Debt? Almost zero. Promoter holding? A solid 67.6%. Dividend yield? 0.01% — i.e., don’t plan samosa parties from this. But here’s the real gossip: until FY23, ~94% of revenue came from related parties (hello, promoter group entities). Now, post IPO (₹264 Cr raised in Oct’24), Garuda swears it will woo “real” third-party clients. Order book sits at ₹1,408 Cr, spread across 12 projects.
So, is this a Cinderella contractor turning professional… or just a family-run construction arm trying to look independent for the stock market dance?
2. Introduction
The Indian construction sector is crowded: you have the L&Ts and Afcons building mega airports, NBCC chasing government PSUs, and then — Garuda, a company that started as a glorified family mason. For years, Garuda was basically the “in-house” builder for promoter PKH Ventures (77% pre-IPO), handling hotels, offices, and police HQs while the listed entity collected contractor margins.
Then came 2023–24. Bonus issue (2:1), stock split (FV 10 to 5), IPO (₹264 Cr) — Garuda suddenly got dressed for the capital market party. The IPO was a cocktail of fresh issue and PKH Ventures’ OFS exit, raising eyebrows about promoter liquidity needs.
Today, Garuda boasts end-to-end civil construction services: planning, MEP, O&M, finishing. They run an “asset-light” model — subcontracting labour, renting machines, and acting like project managers rather than brick-and-mortar owners. Sounds great in theory, but reality check: debtor days are 293, working capital days ballooned to 405, which means money gets stuck in cement bags longer than Indian highway projects.
Yet, profit CAGR at 102% (5 years) and sales CAGR at 43% (3 years) make this stock look like a freshly painted apartment: shiny outside, leakage risk inside.
3. Business Model – WTF Do They Even Do?
Think of Garuda as a construction consultant with swag. Instead of owning a thousand labourers and cranes, they subcontract most of it. Their role:
MEP Services: Electrical, plumbing, HVAC. Basically, the invisible stuff that decides whether your mall feels like Phoenix or Palika Bazaar.
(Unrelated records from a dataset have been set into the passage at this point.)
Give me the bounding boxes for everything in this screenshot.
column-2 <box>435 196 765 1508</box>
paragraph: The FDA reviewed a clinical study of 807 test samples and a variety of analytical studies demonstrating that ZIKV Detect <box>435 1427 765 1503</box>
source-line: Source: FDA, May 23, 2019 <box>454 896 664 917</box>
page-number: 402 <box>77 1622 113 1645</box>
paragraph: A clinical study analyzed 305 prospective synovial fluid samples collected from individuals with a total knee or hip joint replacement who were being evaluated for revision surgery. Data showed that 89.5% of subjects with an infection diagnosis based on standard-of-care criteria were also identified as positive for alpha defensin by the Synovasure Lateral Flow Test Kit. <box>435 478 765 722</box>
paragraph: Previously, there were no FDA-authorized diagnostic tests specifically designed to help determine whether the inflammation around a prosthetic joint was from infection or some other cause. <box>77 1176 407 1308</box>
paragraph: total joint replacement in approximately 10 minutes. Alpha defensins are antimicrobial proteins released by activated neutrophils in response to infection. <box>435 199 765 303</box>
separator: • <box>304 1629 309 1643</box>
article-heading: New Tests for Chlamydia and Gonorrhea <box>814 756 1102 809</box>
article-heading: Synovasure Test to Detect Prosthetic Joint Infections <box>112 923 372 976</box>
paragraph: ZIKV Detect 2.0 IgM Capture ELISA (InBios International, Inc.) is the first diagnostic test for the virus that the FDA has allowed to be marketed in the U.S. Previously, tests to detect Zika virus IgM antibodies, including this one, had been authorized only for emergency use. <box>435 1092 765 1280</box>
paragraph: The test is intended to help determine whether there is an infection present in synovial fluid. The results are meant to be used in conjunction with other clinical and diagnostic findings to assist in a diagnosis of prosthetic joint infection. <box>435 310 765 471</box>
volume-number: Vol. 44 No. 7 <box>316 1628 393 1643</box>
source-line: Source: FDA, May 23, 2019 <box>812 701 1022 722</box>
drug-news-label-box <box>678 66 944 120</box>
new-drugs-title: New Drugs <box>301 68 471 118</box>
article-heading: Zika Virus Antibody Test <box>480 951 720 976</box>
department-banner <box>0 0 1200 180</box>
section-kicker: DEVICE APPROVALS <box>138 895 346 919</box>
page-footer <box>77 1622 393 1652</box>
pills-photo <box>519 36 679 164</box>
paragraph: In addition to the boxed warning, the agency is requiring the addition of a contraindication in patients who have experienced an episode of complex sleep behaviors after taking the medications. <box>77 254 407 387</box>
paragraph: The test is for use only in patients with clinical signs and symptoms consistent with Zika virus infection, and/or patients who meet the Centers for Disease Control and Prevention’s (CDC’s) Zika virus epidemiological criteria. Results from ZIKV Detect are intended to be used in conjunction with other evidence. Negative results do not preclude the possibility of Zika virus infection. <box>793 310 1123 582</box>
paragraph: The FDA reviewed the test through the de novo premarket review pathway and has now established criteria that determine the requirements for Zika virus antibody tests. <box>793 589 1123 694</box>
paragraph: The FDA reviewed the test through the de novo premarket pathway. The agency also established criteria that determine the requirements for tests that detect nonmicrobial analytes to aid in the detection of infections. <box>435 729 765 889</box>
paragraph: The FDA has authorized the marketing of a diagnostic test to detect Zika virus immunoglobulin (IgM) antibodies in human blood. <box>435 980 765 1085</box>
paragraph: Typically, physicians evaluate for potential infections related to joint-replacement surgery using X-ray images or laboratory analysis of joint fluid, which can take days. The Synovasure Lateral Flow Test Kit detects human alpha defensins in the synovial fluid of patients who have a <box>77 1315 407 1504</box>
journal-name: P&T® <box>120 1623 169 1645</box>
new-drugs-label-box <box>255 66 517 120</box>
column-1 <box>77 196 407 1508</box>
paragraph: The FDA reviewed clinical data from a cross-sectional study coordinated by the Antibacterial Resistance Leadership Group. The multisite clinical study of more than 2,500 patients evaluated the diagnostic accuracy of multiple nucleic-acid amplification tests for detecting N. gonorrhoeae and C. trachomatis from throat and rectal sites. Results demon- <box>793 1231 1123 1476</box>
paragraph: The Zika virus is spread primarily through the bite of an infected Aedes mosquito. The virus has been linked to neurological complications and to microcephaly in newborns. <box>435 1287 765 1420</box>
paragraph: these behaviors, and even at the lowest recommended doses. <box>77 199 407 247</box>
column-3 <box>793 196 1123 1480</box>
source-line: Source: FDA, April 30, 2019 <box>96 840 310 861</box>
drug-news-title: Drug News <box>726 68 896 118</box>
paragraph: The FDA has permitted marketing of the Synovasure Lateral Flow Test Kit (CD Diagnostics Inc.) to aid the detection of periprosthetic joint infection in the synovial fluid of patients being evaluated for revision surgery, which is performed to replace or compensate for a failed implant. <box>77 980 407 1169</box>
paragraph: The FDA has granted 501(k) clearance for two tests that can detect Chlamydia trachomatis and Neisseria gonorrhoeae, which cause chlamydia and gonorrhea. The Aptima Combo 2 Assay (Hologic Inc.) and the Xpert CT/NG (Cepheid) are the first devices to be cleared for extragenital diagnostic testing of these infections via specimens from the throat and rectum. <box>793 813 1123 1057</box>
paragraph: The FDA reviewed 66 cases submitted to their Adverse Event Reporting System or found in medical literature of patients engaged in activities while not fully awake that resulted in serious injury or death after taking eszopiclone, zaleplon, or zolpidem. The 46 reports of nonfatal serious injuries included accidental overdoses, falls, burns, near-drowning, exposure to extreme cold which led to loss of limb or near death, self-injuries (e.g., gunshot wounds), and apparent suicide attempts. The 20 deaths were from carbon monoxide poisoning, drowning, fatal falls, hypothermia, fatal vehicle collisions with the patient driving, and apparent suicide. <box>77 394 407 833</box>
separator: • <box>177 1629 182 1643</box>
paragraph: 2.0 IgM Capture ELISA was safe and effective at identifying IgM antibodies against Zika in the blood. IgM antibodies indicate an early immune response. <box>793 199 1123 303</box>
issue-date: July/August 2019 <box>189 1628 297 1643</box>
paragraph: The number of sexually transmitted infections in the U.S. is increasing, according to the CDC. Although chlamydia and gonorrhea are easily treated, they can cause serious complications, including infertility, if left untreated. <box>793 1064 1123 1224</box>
Finishing Works & O&M: Tiles, paints, maintenance — the final touches.
Revenue breakup (FY24):
Commercial projects: 70.1%
Residential: 22.2%
Industrial: 6.7%
Services: 1%
Order book ₹1,408 Cr = 6 residential + 2 commercial + 1 industrial + 1 infra. Importantly, 7 projects are ₹100 Cr+ each — so not small fry anymore.
Past problem: promoter-dependency. From FY22–FY23, >90% revenue came from related parties. In FY24, this dropped to ~34%. Big relief. Future claim: independent third-party contracts, including international — they even floated a Saudi Arabia subsidiary in June’25 with SAR 1 Mn investment.
So, basically, Garuda is trying to become the “startup unicorn” of civil construction — asset-light, margin-heavy, global ambition. But can they?
Question: Would you trust a builder who was once only painting his own house to now manage an international skyscraper?